В отличие от своего брата, Леон XII Лоайса прожил в прочном браке шестьдесят лет и всегда похвалялся, что по воскресеньям не работает. У него было четверо сыновней и одна дочь, и всех их он готовил в наследники своей империи, но жизнь уготовила ему долю, которая была уделом расхожей литературы его времени, но никто не думал, что такое случается в жизни: все четыре сына умерли один за другим, едва успев занять руководящие посты, а дочь оказалась начисто лишенной призвания к речному делу и предпочла умереть, созерцая из окошка, с высоты пятидесяти метров, суда на Гудзоне. Разумеется, хватало таких, кто за верное выдавал россказни, будто бы этот мрачный Флорентино Ариса, со своим вампирским зонтиком, не остался в стороне от того, что произошло сразу столько случайностей.

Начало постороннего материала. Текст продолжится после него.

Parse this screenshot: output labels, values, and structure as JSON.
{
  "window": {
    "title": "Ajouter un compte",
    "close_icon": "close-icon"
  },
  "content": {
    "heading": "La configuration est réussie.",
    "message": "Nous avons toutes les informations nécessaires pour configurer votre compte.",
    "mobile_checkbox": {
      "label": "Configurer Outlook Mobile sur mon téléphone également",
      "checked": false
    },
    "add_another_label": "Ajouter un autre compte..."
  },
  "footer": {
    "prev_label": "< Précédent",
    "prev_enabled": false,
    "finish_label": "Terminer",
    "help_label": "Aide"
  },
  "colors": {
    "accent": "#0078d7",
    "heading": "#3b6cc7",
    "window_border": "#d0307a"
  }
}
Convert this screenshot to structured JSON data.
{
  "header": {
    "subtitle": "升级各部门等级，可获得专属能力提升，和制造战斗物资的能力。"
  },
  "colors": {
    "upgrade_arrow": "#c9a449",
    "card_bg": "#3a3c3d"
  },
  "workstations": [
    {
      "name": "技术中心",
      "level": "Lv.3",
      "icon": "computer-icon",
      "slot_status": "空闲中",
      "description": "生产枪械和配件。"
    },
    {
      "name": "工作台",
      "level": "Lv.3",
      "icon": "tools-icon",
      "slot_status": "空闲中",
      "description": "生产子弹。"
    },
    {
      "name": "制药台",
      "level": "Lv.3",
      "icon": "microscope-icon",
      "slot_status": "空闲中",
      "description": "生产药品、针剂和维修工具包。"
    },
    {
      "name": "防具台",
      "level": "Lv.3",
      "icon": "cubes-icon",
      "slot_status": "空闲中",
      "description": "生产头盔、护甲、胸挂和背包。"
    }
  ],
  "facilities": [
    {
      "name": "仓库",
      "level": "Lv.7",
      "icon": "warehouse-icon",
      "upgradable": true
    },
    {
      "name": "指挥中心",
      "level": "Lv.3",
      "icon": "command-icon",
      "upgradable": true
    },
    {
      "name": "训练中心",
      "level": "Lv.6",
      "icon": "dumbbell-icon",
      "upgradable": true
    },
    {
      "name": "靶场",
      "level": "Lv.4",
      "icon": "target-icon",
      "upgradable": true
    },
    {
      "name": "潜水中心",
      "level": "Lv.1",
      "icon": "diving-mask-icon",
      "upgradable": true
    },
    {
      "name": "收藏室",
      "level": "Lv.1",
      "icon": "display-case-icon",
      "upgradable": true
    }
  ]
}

Когда дядюшка отошел от дел – не по собственной воле, а по предписанию врачей, – Флорентино Ариса начал ощутимо жертвовать своими воскресными любовными занятиями. Он стал сопровождать дядюшку в его загородный приют на одном из первых появившихся в городе автомобилей, у которого рычаг управления имел такую отдачу, что первому шоферу оторвало руку. Они разговаривали часы напролет, отрешенно лежа в гамаке, на шнурах которого было вышито дядюшкино имя, и повернувшись спиною к морю, в старинном имении с рабами, где с террас, сплошь в цветущих астромелиях, видны были заснеженные горные хребты. Флорентино Арисе всегда трудно было говорить с дядюшкой о чем-нибудь ином, кроме речного судоходства, особенно в эти долго не наступавшие вечера, где смерть всегда была невидимым гостем. Дядюшку Леона XII постоянно мучила одна забота – чтобы речное судоходство не попало в руки дельцов, связанных с крупными европейскими объединениями. «Речное судоходство всегда было в руках у крутых людей, – говорил он. – Если же им завладеют эти хлыщи, то кончится тем, что опять подарят его немчуре». Опасение исходило из его политических взглядов, которые он высказывал кстати и некстати.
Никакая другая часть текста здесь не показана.